サッカーW杯予選で31失点した国とは?
―[スポーツ[ワースト記録]大全]―
バレンティンの本塁打、マー君の連勝など、新記録で盛り上がるプロ野球。しかし、スポーツの世界には逆の意味ですごい「ワースト記録」がある。野球、サッカー、ゴルフ、ボクシング、競馬など、さまざまなスポーツのワースト記録をひもときつつ、その当事者にも直撃取材!
◆[サッカー]部門
まずはJリーグの最多連敗記録に注目。’00年シーズンにヴァンフォーレ甲府が残した19連敗だ。
当時、竜王町(現・甲斐市)役場に勤務しながら中心選手の一人として活躍し、初の公務員Jリーガーとしても注目された石原大助氏(現在も甲斐市職員)は「何もそこまで負けなくても……というぐらいすごい記録」と苦笑する。
「とにかく勝利が遠かった印象。失点したくない、という意識が守りの姿勢につながり、負の連鎖で思うような結果が出なかった。相手も『甲府にだけは負けたくない』という気持ちが強かったのでは。低迷しても応援してくれたサポーターには本当に感謝しています。勝利したときは選手やサポーター関係なく、みんなで抱き合い、喜びを分かち合えた。長いトンネルでも必ず抜け出せる……そう教えられた、貴重な経験でした」
一方で、ヴァンフォーレは昨年、J2連続無敗記録(24試合負けなし)も打ち立てていたりする。

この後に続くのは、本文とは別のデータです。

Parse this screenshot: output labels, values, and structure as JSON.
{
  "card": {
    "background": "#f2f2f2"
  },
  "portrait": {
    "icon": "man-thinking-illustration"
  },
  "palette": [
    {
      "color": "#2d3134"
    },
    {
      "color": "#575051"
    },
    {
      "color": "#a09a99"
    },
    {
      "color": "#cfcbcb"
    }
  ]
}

「連敗記録と連続無敗記録、どちらも持っているJリーグのチームはウチだけ。過去の苦しい経験があるからこそ、それを糧にして、無敗という記録も残せたと考えています」(ヴァンフォーレ甲府・広報)とは、両極端な記録を残すのも個性のうちということか。
◆W杯予選では米領サモアの31失点という大記録も
極端といえば、試合開始からわずか9秒で退場になってしまった記録も。’09年4月15日、東京ヴェルディ対サガン鳥栖戦で、ヴェルディの菅原智選手が、試合開始直後に相手選手を倒して止めてしまい、一発レッドカードで退場に。
現在、同チームの育成部門でコーチを務める菅原氏は、「すべては僕の判断ミスが原因」と振り返る。
「キックオフ直後、味方から出されたバックパスを、守備的ミッドフィールダーだった僕が触らずに流したせいで、ゴール前のスペースにボールが転がり、いきなりピンチの状況に。相手選手がそこに猛然と走り込んできたので、とっさに手を出して引っ張り、倒してしまった。味方のポジションをきちんと確認しないまま、自分の後ろにいるはずのディフェンダーがボールを受けてくれるだろう、という思い込みが招いた結果です」
でも、チームメイトや関係者は、誰も菅原氏を責めなかった。
「本当に恥ずかしいし、申し訳ない気持ちでいっぱいでした。二度とこんなミスはしない、と心に誓い、チームのためにプレーする意識をより強くした出来事です」
Jリーグのワースト記録では、ほかに最多失点記録としてセレッソ大阪の9失点てのも(’98年4月15日、対ジュビロ磐田戦)。
ちなみにW杯では、’82年スペイン大会でエルサルバドルが記録した10失点(対ハンガリー戦)が最多だ。さらに予選にまで幅を広げると、’01年4月のオセアニア予選で米領サモアがオーストラリアを相手に31失点(しかも自分たちの得点は0)なんて記録もある。ここまで一方的だと、何だか可哀想な気も……。